OSPITI

Roy Hargrove

Roy Hargrove è nato il 16 ottobre 1969 a Waco, vicino a Dallas, nel Texas. Dalla sua terra ha ereditato il senso forte del blues (là concepito in modo più semplice, meno sofisticato che nel North East), l’amore per il gospel ed il r&b, ed ha recuperato l’esuberanza di un altro celebre Roy della tromba, il leggendario Eldridge, piccolino come lui, un altro “Little Jazz” , riassumendone la greve sensualità e la schietta addirittura sboccata espressività tipiche della più autentica musica afro-americana.

Grazie alla fulminante carriera, può essere considerato una specie di "giovane veterano", per quanto ha già fatto ed ottenuto: d’altronde comincia a suonare la cornetta a soli nove anni e, quindi, lascia di stucco Wynton Marsalis, che ascoltatolo in college a Fort Worth, lo prende subito sotto la sua protezione introducendolo negli ambienti del jazz professionistici.
Suona con alcuni jazzisti affermati come Ricky Ford, Frank Morgan e Bobby Watson e con i Superblue, con cui debutta su Blue Note e il Generations Sextet di Ralph Moore, diventando uno dei principali esponenti di un gruppo di giovani virtuosi talenti seguaci della poetica “tradizionalista” di Wynton Marsalis, denominati “Young Lions”, dove è al fianco di Wallace Rooney e Terence Blanchard.

Il primo album sotto suo nome è “Diamond in the Rough”, dell’89 per la RCA Novus. Seguono “Public Eye” (‘90), “The Vibe” (‘92), “Tokio Sessions” (live del ‘91), “Beauty And The Best” (‘92) e “Of Kindred Of Soul” (live del ‘93). La sua musica è modellata sulla falsariga di quella di Marsalis: nulla di trasgressivo, ma un hard bop modernizzato, tirato a lucido e impeccabile tecnicamente, purissimo e orgogliosamente tradizionale, caldo e trascinante.

Il suono aperto, schietto e rotondo, il senso intuitivo della forma e della calibratura delle parti in ogni assolo, hanno palesemente come modello Freddie Hubbard, oltre a Lee Morgan, Kenny Dorham e Blue Mitchell.
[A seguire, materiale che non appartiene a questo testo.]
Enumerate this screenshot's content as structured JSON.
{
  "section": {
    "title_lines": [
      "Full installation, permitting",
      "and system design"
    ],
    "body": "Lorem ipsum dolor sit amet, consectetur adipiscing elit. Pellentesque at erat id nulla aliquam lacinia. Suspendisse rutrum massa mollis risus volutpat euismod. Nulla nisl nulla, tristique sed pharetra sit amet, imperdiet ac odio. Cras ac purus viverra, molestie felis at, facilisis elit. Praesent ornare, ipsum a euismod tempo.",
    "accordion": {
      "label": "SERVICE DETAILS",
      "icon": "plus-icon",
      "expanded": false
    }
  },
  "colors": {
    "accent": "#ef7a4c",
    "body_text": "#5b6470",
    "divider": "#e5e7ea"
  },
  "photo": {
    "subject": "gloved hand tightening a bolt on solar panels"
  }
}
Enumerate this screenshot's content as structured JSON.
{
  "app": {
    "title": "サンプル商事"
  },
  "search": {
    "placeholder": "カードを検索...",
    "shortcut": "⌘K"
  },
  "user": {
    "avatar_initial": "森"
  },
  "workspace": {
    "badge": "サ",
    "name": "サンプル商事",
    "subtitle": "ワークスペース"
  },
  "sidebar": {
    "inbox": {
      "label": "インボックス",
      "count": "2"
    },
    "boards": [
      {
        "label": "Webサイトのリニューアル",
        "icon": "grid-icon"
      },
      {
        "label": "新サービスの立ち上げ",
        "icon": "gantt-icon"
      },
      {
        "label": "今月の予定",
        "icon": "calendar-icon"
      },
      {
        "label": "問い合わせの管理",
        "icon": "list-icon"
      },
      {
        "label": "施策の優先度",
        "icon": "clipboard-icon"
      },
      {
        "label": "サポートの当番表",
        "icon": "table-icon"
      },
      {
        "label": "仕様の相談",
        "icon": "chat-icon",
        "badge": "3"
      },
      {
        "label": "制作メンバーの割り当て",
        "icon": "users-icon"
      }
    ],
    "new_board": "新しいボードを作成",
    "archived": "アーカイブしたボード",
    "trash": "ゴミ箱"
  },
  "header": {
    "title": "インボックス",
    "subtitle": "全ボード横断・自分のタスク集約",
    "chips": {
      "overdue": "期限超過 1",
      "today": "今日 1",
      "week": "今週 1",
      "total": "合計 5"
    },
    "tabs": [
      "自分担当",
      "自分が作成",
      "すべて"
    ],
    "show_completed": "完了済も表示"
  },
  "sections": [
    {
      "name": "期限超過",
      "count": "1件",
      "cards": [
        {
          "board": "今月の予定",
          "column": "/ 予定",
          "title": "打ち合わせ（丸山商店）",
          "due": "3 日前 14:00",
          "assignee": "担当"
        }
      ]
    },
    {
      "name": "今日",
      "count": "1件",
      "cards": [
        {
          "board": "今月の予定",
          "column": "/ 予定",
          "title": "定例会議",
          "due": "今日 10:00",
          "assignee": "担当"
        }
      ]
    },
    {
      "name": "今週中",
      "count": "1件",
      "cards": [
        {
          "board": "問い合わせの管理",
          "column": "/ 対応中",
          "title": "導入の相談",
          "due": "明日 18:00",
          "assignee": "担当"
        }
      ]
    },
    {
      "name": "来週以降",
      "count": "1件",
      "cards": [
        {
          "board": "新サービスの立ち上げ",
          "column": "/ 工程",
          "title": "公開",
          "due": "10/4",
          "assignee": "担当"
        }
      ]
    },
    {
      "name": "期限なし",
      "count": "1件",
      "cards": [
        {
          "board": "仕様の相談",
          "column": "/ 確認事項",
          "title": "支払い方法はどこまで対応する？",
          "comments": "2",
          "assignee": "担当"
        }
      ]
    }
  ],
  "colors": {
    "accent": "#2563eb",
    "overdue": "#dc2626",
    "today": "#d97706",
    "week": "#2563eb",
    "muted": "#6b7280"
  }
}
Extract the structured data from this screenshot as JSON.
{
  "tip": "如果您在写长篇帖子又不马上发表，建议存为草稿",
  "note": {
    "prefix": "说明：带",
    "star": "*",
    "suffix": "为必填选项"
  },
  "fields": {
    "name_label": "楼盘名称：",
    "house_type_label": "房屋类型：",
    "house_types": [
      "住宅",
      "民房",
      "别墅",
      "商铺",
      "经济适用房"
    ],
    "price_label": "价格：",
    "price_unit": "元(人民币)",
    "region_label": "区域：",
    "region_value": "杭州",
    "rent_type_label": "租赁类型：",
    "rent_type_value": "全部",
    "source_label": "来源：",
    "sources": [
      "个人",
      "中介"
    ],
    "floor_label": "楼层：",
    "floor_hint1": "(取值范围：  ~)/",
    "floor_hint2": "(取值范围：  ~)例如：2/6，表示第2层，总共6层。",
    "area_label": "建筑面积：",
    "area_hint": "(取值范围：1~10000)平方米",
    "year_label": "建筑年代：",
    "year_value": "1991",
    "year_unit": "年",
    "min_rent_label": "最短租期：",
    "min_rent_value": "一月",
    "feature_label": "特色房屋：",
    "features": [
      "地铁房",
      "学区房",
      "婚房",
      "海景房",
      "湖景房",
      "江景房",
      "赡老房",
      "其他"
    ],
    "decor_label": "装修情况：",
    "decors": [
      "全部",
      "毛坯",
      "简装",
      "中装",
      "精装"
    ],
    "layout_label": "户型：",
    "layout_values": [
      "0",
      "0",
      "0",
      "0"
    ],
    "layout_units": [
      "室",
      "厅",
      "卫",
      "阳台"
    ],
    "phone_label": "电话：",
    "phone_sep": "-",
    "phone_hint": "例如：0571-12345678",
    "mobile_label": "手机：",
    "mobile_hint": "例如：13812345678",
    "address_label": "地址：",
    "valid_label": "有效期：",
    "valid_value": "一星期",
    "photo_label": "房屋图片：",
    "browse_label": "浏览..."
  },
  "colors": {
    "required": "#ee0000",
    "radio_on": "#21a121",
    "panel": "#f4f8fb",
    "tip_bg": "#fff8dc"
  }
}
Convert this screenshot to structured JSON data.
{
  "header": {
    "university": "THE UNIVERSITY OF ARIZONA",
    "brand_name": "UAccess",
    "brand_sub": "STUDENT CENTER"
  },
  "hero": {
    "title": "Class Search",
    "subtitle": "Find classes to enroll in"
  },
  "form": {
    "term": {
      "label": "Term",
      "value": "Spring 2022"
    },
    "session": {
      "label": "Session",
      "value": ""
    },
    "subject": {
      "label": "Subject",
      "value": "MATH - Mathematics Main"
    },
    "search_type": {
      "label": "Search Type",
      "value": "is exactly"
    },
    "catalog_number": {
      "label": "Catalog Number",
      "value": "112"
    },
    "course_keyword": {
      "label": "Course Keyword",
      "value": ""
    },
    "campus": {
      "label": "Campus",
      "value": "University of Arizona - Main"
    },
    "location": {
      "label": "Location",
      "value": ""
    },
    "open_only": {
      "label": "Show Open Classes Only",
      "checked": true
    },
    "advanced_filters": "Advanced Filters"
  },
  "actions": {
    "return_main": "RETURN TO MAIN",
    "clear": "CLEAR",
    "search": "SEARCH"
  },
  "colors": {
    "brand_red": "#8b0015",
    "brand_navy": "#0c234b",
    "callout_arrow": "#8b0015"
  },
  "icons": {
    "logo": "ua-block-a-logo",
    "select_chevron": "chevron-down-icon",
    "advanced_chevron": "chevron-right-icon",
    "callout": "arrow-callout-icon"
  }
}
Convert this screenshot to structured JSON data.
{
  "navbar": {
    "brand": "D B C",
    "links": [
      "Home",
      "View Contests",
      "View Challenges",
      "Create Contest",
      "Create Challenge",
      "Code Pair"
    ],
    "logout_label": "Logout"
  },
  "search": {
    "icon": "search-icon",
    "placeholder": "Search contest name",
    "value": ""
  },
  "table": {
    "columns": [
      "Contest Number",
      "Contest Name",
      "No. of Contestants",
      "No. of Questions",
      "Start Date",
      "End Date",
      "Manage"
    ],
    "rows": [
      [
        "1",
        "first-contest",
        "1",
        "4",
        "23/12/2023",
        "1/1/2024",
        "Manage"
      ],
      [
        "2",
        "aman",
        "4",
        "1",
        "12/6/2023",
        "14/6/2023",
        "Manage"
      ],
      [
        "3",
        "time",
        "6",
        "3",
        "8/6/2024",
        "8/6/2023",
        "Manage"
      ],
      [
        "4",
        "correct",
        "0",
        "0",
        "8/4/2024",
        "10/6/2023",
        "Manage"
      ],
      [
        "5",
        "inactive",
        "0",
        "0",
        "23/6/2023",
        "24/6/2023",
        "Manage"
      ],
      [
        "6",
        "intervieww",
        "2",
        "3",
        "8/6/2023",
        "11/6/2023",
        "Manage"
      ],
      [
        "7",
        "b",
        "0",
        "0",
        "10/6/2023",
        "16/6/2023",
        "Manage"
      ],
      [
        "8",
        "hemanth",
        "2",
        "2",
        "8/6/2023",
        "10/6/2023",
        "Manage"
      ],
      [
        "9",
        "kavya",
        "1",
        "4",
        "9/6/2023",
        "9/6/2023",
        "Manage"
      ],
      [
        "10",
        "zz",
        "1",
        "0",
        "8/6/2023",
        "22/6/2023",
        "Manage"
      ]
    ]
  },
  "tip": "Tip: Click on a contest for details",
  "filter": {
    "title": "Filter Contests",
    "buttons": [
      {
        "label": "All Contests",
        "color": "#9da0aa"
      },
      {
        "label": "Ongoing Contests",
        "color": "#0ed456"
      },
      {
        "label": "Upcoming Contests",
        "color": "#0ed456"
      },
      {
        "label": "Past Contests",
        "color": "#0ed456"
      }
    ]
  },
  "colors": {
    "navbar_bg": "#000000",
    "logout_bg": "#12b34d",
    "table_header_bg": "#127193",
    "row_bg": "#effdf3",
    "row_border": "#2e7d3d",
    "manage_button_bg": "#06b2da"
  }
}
Contemporaneamente Roy insiste sull’interpretazione delle ballad, nelle quali riesce ad espletare una liricità sempre più sciolta e sicura. È però una perfezione che sa troppo di maniera quindi Hargrove decide di sublimare il suo solismo nell’ambito di progetti più ambiziosi: per esempio, nel settembre del ‘96 costituisce una big band di 18 elementi che si esibisce a New York per un anno.
Passato alla casa discografica Verve incide “The Roy Hargrove Quintet with the Tenors of Our Time” (‘94), “Family” (‘95) e “Parker Mood” (‘95), in trio senza batteria, dove interpreta Parker. Inizia poi una importante collaborazione con il pianista cubano Chuco Valdés, formando i Crisol (crogiolo), con cui inciderà “Habana” nel ‘97, uno di suoi lavori più maturi che gli farà vincere il Grammy Award nel ‘98, incontrando l’esuberanza e la poliritmicità della musica cubana. Nel frattempo continua ad esibirsi con il suo rodato quintetto. “Moment To Moment” uscito nel 2000, ricorda il celebre “with strings” del ‘55 di Clifford Brown: la formula suggestiva è quella del solista sostenuto da una sezione d’archi che esegue arrangiamenti pastosi e discreti su bellissime e romantiche ballad, esaltando la morbidezza di suono, la pacatezza e rilassatezza dell’atmosfera.